Boyce Upholt is an award-winning freelance writer with a particular interest in the way we shape place and the way places shape us. Boyce was named a 2016 "Writer of the Year" by the International Regional Magazine Association for his work at Mississippi Magazine. His feature writing has been nominated for Best American Science & Nature Writing, and for James Beard Foundation awards in investigative journalism and travel & food writing.
Boyce grew up in suburban Connecticut, taught high school math on a South Dakota Indian reservation, spent years amid the cotton fields of the Mississippi Delta, and now (sometimes) wears cowboy boots in his home of New Orleans, Louisiana.
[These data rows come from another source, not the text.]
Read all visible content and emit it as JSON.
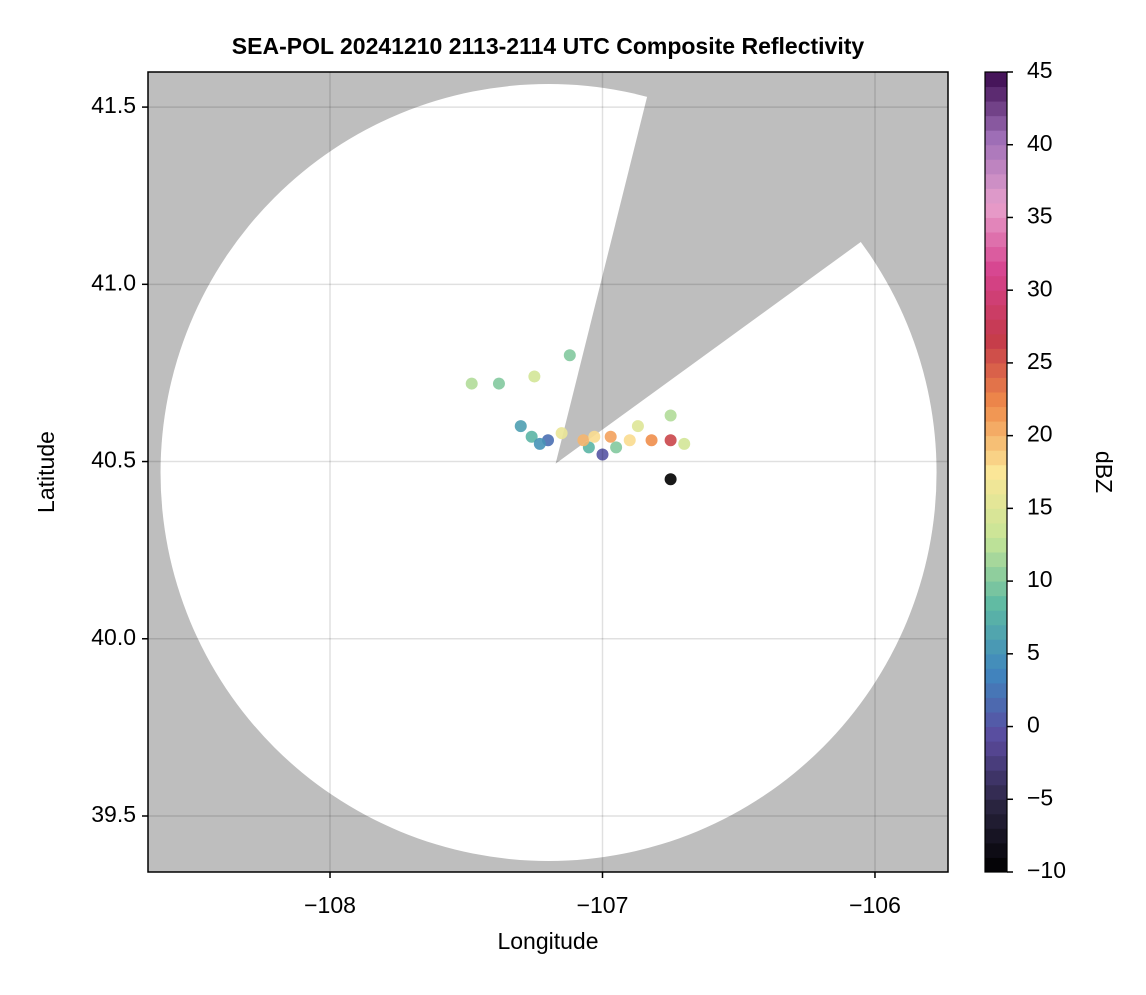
{
  "chart_data": {
    "type": "radar-map",
    "title": "SEA-POL 20241210 2113-2114 UTC Composite Reflectivity",
    "x_label": "Longitude",
    "y_label": "Latitude",
    "xlim": [
      -108.668,
      -105.732
    ],
    "ylim": [
      39.342,
      41.599
    ],
    "xticks": [
      {
        "value": -108,
        "label": "−108"
      },
      {
        "value": -107,
        "label": "−107"
      },
      {
        "value": -106,
        "label": "−106"
      }
    ],
    "yticks": [
      {
        "value": 39.5,
        "label": "39.5"
      },
      {
        "value": 40.0,
        "label": "40.0"
      },
      {
        "value": 40.5,
        "label": "40.5"
      },
      {
        "value": 41.0,
        "label": "41.0"
      },
      {
        "value": 41.5,
        "label": "41.5"
      }
    ],
    "grid": true,
    "background_color": "#bebebe",
    "coverage_color": "#ffffff",
    "coverage": {
      "center_lon": -107.198,
      "center_lat": 40.469,
      "radius_lon": 1.424,
      "radius_lat": 1.096
    },
    "blocked_sector": {
      "apex_lon": -107.172,
      "apex_lat": 40.494,
      "azimuths": [
        14,
        54
      ]
    },
    "points": {
      "lon": [
        -107.2,
        -107.26,
        -107.3,
        -107.0,
        -106.95,
        -107.05,
        -106.9,
        -106.82,
        -106.75,
        -106.7,
        -106.75,
        -107.48,
        -107.38,
        -107.25,
        -107.07,
        -107.03,
        -106.75,
        -107.12,
        -107.15,
        -106.87,
        -107.23,
        -106.97
      ],
      "lat": [
        40.56,
        40.57,
        40.6,
        40.52,
        40.54,
        40.54,
        40.56,
        40.56,
        40.56,
        40.55,
        40.63,
        40.72,
        40.72,
        40.74,
        40.56,
        40.57,
        40.45,
        40.8,
        40.58,
        40.6,
        40.55,
        40.57
      ],
      "dbz": [
        2,
        8,
        6,
        0,
        10,
        8,
        18,
        22,
        26,
        14,
        12,
        12,
        10,
        14,
        20,
        18,
        -10,
        10,
        16,
        15,
        5,
        21
      ]
    },
    "colorbar": {
      "label": "dBZ",
      "lim": [
        -10,
        45
      ],
      "ticks": [
        {
          "value": -10,
          "label": "−10"
        },
        {
          "value": -5,
          "label": "−5"
        },
        0,
        5,
        10,
        15,
        20,
        25,
        30,
        35,
        40,
        45
      ],
      "colors": [
        "#000000",
        "#2a2540",
        "#5b4a9e",
        "#3f86bf",
        "#5db9a3",
        "#c6e597",
        "#fbe697",
        "#f08c4a",
        "#c43a4a",
        "#d6428e",
        "#e7a0cc",
        "#a070b8",
        "#3b0a4e"
      ]
    }
  }
}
While on assignment he has trawled the Gulf for wild shrimp, dodged (and eaten) airborne invasive carp, and stayed up all night at a juke joint. He has interviewed Morgan Freeman, champion birddog trainers, and the experts who make your political junk mail.
Boyce received his MFA from Warren Wilson College and was a 2017 fellow with the 11th Hour Food & Farming Journalism program at U.C.-Berkeley. His writing has appeared in, among other publications, The New Republic, The Atlantic, Sierra Magazine, and the Bitter Southerner. He is currently working on a book about the Mississippi River—a history of what we’ve done to it, and a travelogue showing the consequences of those acts.